O Espelho Lírico

2014, 1 de Janeiro, Santo André, São Paulo
Não me recordo de ter presenciado a chegada da noite do dia 31, apenas estava sentada em frente ao meu computador, tentando ter prazer ao jantar. Não, eu não estava contente com a virada do ano, afinal já passava da meia noite, e me era ainda possível escutar o estrondo dos fogos de artifício, enquanto alguns comemoravam gritando com os amigos em um bar qualquer, outros estavam abraçando-se e desejando coisas vazias, como "muita paz e saúde"... 
Alguns minutos antes, estava na festa com meus familiares, comendo e bebendo feito loucos, rindo como se o mundo fosse acabar. Eu ri, fiz brincadeiras sem a menor graça, e escandalosamente fingi muitas emoções que deveria estar sentindo. Mas, no fundo, me senti vazia. 
Para que serve tudo isso ?
Amanhã ninguém vai lembrar do momento de confraternização, todos vão brigar com a própria família logo, e tantos sofrem e ainda vão sofrer com o fim de ano. Assim como eu, muitos sangram por grandes perdas que jamais superam, e deve haver algum motivo para que as lembranças venham tão de repente em momentos "felizes"...
Não quero comida, não quero champanhe. Tudo que eu mais queria agora é minha mãe.
Ela, longe como está, talvez nem imagine a dor que estou sentindo, mas eu jamais vou esquecer de uma frase que ela me disse :
"Sempre haverá alguém que compreende a sua dor"
                                                                        ***
Saí do meio das pessoas quando estava a ponto de desmoronar, e me tranquei no banheiro. Ninguém notou minha ausência, bem sei que não faço falta.
Um grande período de tempo a olhar no espelho, vendo profundamente através de meus próprios olhos, enxergando através de cristais molhados, não pude compreender a própria dor.  Sei que existe alguém que entende, e talvez até sinta o mesmo. Porém, essa pessoa pode estar em outra época, muito distante de mim, tanto quanto a minha imagem imutável e refletida, e aquela imagem sou eu. 

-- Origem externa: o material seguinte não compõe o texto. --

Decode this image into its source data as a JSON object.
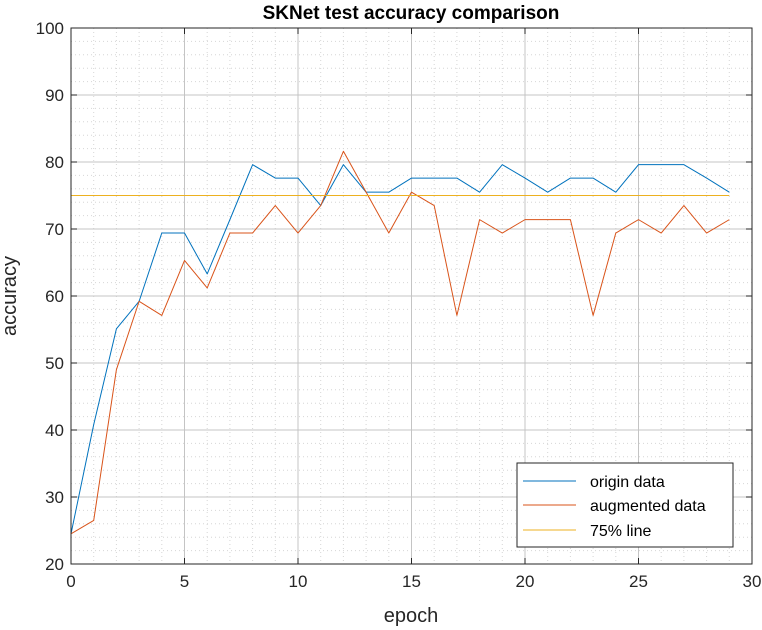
{
  "chart_data": {
    "type": "line",
    "title": "SKNet test accuracy comparison",
    "xlabel": "epoch",
    "ylabel": "accuracy",
    "xlim": [
      0,
      30
    ],
    "ylim": [
      20,
      100
    ],
    "xticks": [
      0,
      5,
      10,
      15,
      20,
      25,
      30
    ],
    "yticks": [
      20,
      30,
      40,
      50,
      60,
      70,
      80,
      90,
      100
    ],
    "grid": true,
    "minor_grid": true,
    "legend_position": "bottom-right",
    "series": [
      {
        "name": "origin data",
        "color": "#0072BD",
        "x": [
          0,
          1,
          2,
          3,
          4,
          5,
          6,
          7,
          8,
          9,
          10,
          11,
          12,
          13,
          14,
          15,
          16,
          17,
          18,
          19,
          20,
          21,
          22,
          23,
          24,
          25,
          26,
          27,
          28,
          29
        ],
        "values": [
          24.5,
          40.8,
          55.1,
          59.2,
          69.4,
          69.4,
          63.3,
          71.4,
          79.6,
          77.6,
          77.6,
          73.5,
          79.6,
          75.5,
          75.5,
          77.6,
          77.6,
          77.6,
          75.5,
          79.6,
          77.6,
          75.5,
          77.6,
          77.6,
          75.5,
          79.6,
          79.6,
          79.6,
          77.6,
          75.5
        ]
      },
      {
        "name": "augmented data",
        "color": "#D95319",
        "x": [
          0,
          1,
          2,
          3,
          4,
          5,
          6,
          7,
          8,
          9,
          10,
          11,
          12,
          13,
          14,
          15,
          16,
          17,
          18,
          19,
          20,
          21,
          22,
          23,
          24,
          25,
          26,
          27,
          28,
          29
        ],
        "values": [
          24.5,
          26.5,
          49.0,
          59.2,
          57.1,
          65.3,
          61.2,
          69.4,
          69.4,
          73.5,
          69.4,
          73.5,
          81.6,
          75.5,
          69.4,
          75.5,
          73.5,
          57.1,
          71.4,
          69.4,
          71.4,
          71.4,
          71.4,
          57.1,
          69.4,
          71.4,
          69.4,
          73.5,
          69.4,
          71.4
        ]
      },
      {
        "name": "75% line",
        "color": "#EDB120",
        "x": [
          0,
          29
        ],
        "values": [
          75,
          75
        ]
      }
    ]
  }
}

Olhei através de meus olhos novamente, e tentei comunicar-me comigo mesma, quando a menina do espelho me olhou duramente e disse :"você é um fracasso".
O ódio por ela  ferveu, nada me impediria de mudar aquilo, e com um vacilo de emoções fortes indesejadas, machuquei a ela, quebrando sua imagem em tantas partes. 

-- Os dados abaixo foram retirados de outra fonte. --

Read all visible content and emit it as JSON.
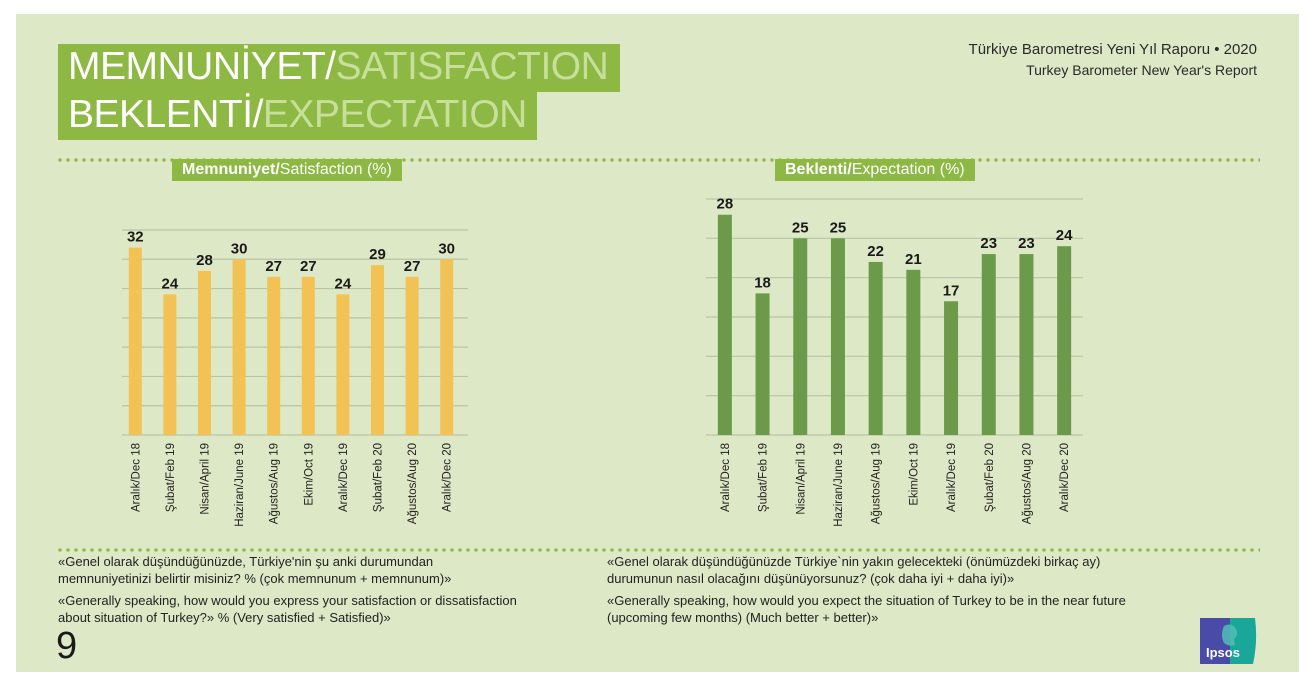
{
  "header": {
    "title_line1_tr": "MEMNUNİYET/",
    "title_line1_en": "SATISFACTION",
    "title_line2_tr": "BEKLENTİ/",
    "title_line2_en": "EXPECTATION",
    "report_tr": "Türkiye Barometresi Yeni Yıl Raporu • 2020",
    "report_en": "Turkey Barometer New Year's Report"
  },
  "footer": {
    "page_number": "9",
    "logo_text": "Ipsos",
    "logo_colors": {
      "left": "#4a4aa8",
      "right": "#1aa79a"
    }
  },
  "colors": {
    "background": "#dde8c6",
    "accent_green": "#8cb843",
    "satisfaction_bar": "#f2c354",
    "expectation_bar": "#6a9a4a",
    "gridline": "#b9c4a6"
  },
  "chart_data": [
    {
      "type": "bar",
      "title_bold": "Memnuniyet/",
      "title_rest": "Satisfaction (%)",
      "xlabel": "",
      "ylabel": "",
      "ylim": [
        0,
        35
      ],
      "grid": true,
      "gridline_step": 5,
      "categories": [
        "Aralık/Dec 18",
        "Şubat/Feb 19",
        "Nisan/April 19",
        "Haziran/June 19",
        "Ağustos/Aug 19",
        "Ekim/Oct 19",
        "Aralık/Dec 19",
        "Şubat/Feb 20",
        "Ağustos/Aug 20",
        "Aralık/Dec 20"
      ],
      "values": [
        32,
        24,
        28,
        30,
        27,
        27,
        24,
        29,
        27,
        30
      ],
      "data_labels": [
        "32",
        "24",
        "28",
        "30",
        "27",
        "27",
        "24",
        "29",
        "27",
        "30"
      ],
      "question_tr": "«Genel olarak düşündüğünüzde, Türkiye'nin şu anki durumundan memnuniyetinizi belirtir misiniz?  % (çok memnunum + memnunum)»",
      "question_en": "«Generally speaking, how would you express your satisfaction or dissatisfaction about  situation of Turkey?» % (Very satisfied + Satisfied)»"
    },
    {
      "type": "bar",
      "title_bold": "Beklenti/",
      "title_rest": "Expectation (%)",
      "xlabel": "",
      "ylabel": "",
      "ylim": [
        0,
        30
      ],
      "grid": true,
      "gridline_step": 5,
      "categories": [
        "Aralık/Dec 18",
        "Şubat/Feb 19",
        "Nisan/April 19",
        "Haziran/June 19",
        "Ağustos/Aug 19",
        "Ekim/Oct 19",
        "Aralık/Dec 19",
        "Şubat/Feb 20",
        "Ağustos/Aug 20",
        "Aralık/Dec 20"
      ],
      "values": [
        28,
        18,
        25,
        25,
        22,
        21,
        17,
        23,
        23,
        24
      ],
      "data_labels": [
        "28",
        "18",
        "25",
        "25",
        "22",
        "21",
        "17",
        "23",
        "23",
        "24"
      ],
      "question_tr": "«Genel olarak düşündüğünüzde Türkiye`nin yakın gelecekteki (önümüzdeki birkaç ay) durumunun nasıl olacağını düşünüyorsunuz? (çok daha iyi + daha iyi)»",
      "question_en": "«Generally speaking, how would you expect the situation of Turkey to be in the near future (upcoming few months) (Much better + better)»"
    }
  ]
}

Algo dentro de mim quis gritar naquele instante, e eu a ouvi sussurrar em meus ouvidos, "eu ainda estou aqui, e não adianta tentar me apagar, eu sou a mentira criada por você ontem, e isso não muda".
Pensei ter sacrificado à ela com o ato de redenção a mim, mas ela estava ali, em cada pedacinho de vidro, podia até sentir seus olhos frios me seguirem em cada passo desesperado dentro daquele cubículo que me causava claustrofobia, meu sangue tentando traspassar o chão, gritando de terror por conta daquela que me observava.
                                                                 ***
Ninguém havia notado que eu não estava lá. Talvez nunca notassem.